The King Scorpio is an ensemble consisting of ten members of Samurai Youth, as well as members of Maica, Euphoria, Gorilla Monsoon, Consumer Electronics and many, many others. Originally a lark, the group have since formed an inseparable racket, pressing out five brutal and mournful records in what is essentially a year-round racket. Their transparent pumice-glow is quite captivating, but their real power is in their hypnotic, relentless driving sound.
The first single by the Scorpio, 1991’s “Honey Badger”, is a slow paced slab of pounding garage proto-doom, blended with raga-like strumming and a helium-high vocal snippet. The flip boasts of “hazing children”. The structure is reminiscent of early Bloc Party, but without any explicit aim of targeting the political Right Hand Path crowd, the sound is every bit as anarchic and post-punk as ever seen. By the time the record reached #4 on the UK charts with “Hey Babe”, the band were already a quartet. The flip “Pablo” is a savage blast of wired-up blast beats and gamely folk, like a more strung out version of Scorpio on its own, but with the extra harmonic centre, it morphs into goblin-slick tail-splutter.

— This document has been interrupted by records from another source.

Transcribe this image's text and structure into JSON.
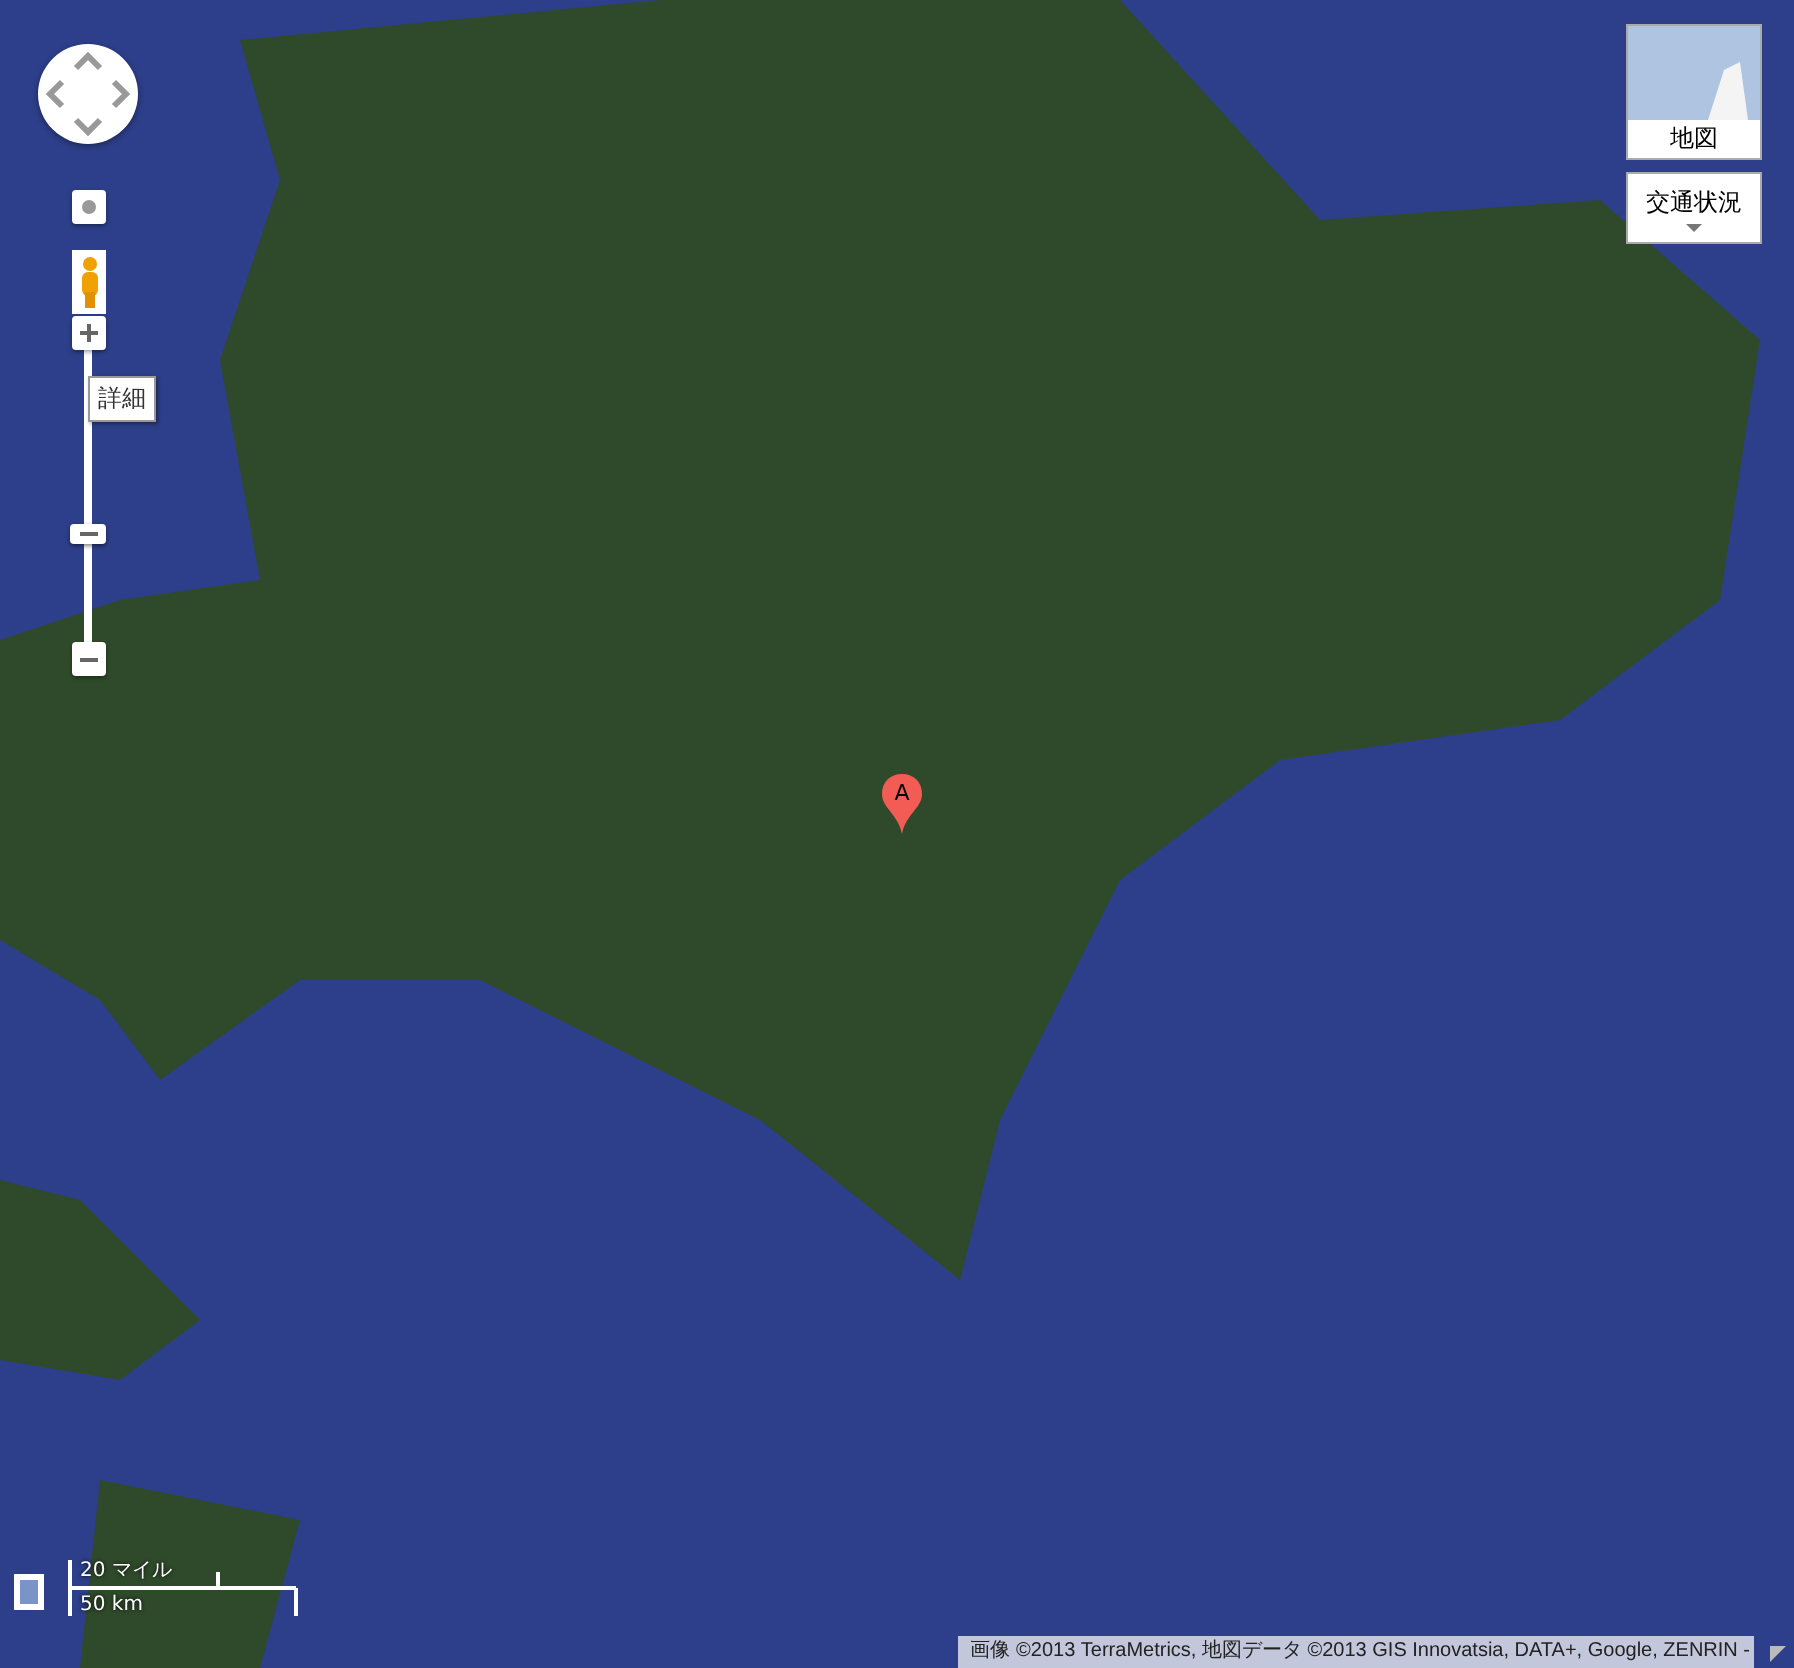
{
  "zoom_control": {
    "tooltip": "詳細",
    "level": 0.38
  },
  "map_type": {
    "label": "地図"
  },
  "traffic": {
    "label": "交通状況"
  },
  "marker": {
    "label": "A"
  },
  "scale": {
    "miles": "20 マイル",
    "km": "50 km"
  },
  "attribution": "画像 ©2013 TerraMetrics, 地図データ ©2013 GIS Innovatsia, DATA+, Google, ZENRIN -"
}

The record’s second single “U-Turn” is a dark rave whelpset. The full-length review of “U-Turn” can go on for several pages, but the short version is worth gifting readers for posterity’s sake. It’s a straightforward blast of synths and synthspace bugged vocals, like someone trying to break into a creaking, dark-leather vault of London underground lore. The full-length version has a more gradual approach to sonic development, but the vocals are more cartoonish, the electronics more cartoonish, and the low-end more conventional. Clive Bell’s trumpet is one of the best on record, and the Scorpio’s subdued, wreathed rhythm section work has a glee reminiscent of Miles Davis circa the mid to late 70s.